Desde la Gran Recesión de 2008 proliferaron las voces en pro de emitir deuda europea —los eurobonos—, gestionada por la Comisión, una agencia común o un Tesoro. Chocaban siempre contra el muro de los austeritarios, luego enmascarados como frugales. En junio de 2012, cuando el rescate (financiero) de España, la canciller Angela Merkel juró que esas emisiones jamás se producirían, eso sí, con una cautela: “Mientras yo viva”.

Pero en su vida y mandato como canciller se allanó a la realidad. Asumió el imperativo de que la recuperación económica tras la pandemia necesitaba tantos recursos que solo podrían allegarse mediante el endeudamiento mutualizado: los 740.000 millones de euros (luego 800.000) para el fondo Next Generation, acordado en julio de 2020. Y además flanqueados por una cuantía incluso superior de liquidez, cuasi-fiscal, del BCE. Habían transcurrido más de ocho años desde aquel juramento.

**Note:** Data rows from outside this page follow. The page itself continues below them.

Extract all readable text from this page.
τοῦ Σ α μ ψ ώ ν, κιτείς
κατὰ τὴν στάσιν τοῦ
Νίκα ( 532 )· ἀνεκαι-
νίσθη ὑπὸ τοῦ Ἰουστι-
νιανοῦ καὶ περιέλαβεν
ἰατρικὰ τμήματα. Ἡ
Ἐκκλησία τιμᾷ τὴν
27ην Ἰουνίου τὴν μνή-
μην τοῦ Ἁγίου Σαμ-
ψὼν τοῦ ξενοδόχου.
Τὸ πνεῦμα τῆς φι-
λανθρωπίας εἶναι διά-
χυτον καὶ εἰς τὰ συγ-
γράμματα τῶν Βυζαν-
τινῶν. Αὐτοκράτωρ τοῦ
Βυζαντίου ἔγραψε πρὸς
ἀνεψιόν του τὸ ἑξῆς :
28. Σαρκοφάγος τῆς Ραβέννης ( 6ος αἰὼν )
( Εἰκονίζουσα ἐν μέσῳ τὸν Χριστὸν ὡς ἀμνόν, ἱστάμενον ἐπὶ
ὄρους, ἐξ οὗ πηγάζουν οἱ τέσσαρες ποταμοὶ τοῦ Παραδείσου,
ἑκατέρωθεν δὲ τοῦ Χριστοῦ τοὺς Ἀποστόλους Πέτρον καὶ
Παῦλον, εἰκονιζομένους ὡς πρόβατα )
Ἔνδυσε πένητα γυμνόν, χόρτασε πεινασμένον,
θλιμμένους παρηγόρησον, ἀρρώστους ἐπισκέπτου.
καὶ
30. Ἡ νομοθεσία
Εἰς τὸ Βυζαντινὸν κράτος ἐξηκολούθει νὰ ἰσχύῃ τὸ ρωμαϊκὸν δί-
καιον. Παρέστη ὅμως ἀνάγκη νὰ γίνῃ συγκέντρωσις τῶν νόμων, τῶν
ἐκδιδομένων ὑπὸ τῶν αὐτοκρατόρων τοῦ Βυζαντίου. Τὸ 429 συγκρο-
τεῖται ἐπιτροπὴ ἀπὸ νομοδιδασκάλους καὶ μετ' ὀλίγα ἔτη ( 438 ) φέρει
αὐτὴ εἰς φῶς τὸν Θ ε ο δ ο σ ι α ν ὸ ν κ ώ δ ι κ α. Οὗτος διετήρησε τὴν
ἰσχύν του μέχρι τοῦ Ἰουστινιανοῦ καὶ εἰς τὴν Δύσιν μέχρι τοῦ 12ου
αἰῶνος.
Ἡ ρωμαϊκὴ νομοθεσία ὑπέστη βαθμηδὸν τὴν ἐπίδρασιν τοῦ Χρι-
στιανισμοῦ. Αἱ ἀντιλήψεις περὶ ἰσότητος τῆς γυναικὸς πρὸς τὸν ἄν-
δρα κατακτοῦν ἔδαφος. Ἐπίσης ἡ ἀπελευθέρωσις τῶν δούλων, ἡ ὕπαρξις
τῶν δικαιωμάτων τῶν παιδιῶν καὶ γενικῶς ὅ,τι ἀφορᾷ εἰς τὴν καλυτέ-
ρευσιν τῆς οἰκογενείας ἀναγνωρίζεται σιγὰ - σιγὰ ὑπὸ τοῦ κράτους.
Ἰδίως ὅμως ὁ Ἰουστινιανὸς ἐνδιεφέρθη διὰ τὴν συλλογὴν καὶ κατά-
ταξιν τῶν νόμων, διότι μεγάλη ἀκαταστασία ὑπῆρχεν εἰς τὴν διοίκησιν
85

Ahora, la decisión del último Consejo Europeo ha sido de maduración más rápida, provocada por la urgencia de mantener el apoyo a la resistencia de Ucrania frente al invasor. Y en algún aspecto de fragua más difícil: pues aún no se sabe cómo amortizar los eurobonos NGEU, se ignora la cuantía final de cierre y el cuarteto de mini-impuestos europeos que debían financiarlos están a medio camino.

Pero la resistencia a la deuda común ha sido también encarnizada. En los últimos meses, se ha blandido la coartada según la cual era más práctico —y dañaba más al Kremlin—no rascarse el bolsillo propio, sino usar los activos rusos congelados en la UE, y no solo sus rendimientos, como “colateral” o palanca para armar un crédito blandísimo a Kiev, a tipo cero. Las objeciones jurídicas a ese mecanismo rebotaron el debate a los eurobonos.

Antes de que en marzo de este año la Comisión propusiera su Libro Blanco Rearm Europe (o sea, Rearmar a Europa), y que luego se edulcoró por presión hispano-italiana como Defense Readiness 2030 (o sea, una aséptica Preparación para la Defensa), los frugales, encabezados por Alemania y Holanda, volvieron a cargar contra los eurobonos: ya Friedrich Merz actuaba como canciller, antes de tomar posesión, en mayo.

El grueso de los 800.000 millones de euros para la defensa (650.000) lo aportarían los Estados miembros, para lo que se les eximiría de las constricciones del Pacto de Estabilidad, cancelando su cómputo en el cálculo de los techos de déficit y deuda. Y solo una partida de 150.000 millones sería comunitaria, mediante recurso al presupuesto común. Aunque se hacía referencia a créditos del BEI y a aportaciones privadas estimuladas por la unión del mercado de capitales y del ahorro.

Esta vez la urgencia para actuar con Ucrania ha acelerado la desarticulación del nein al endeudamiento común: la pausa ha durado solo tres trimestres, no ocho años. Y es que ha acabado imponiéndose la ley de la gravedad. Algunos, discúlpennos, lo advertíamos así (“¡Eurobonos!”, EL PAIS, 23/3/2024): “La lógica económica” es “inapelable”, de modo que “los 27 no pueden políticamente efectuar recortes sociales, ni aumentar impuestos individualmente” pues “estimularían el malestar (propicio a la ultraderecha)”; no pueden “tampoco aumentar su deuda” indefinidamente; “ni quieren engordar sus contribuciones al presupuesto común. Solo queda una salida: deuda mutualizada, a mansalva. O eso, o la inanidad”.

Y como es la segunda vez —en cantidades relevantes—, sucederá con estas decisiones políticas lo que en las judiciales: que dos sentencias crean jurisprudencia.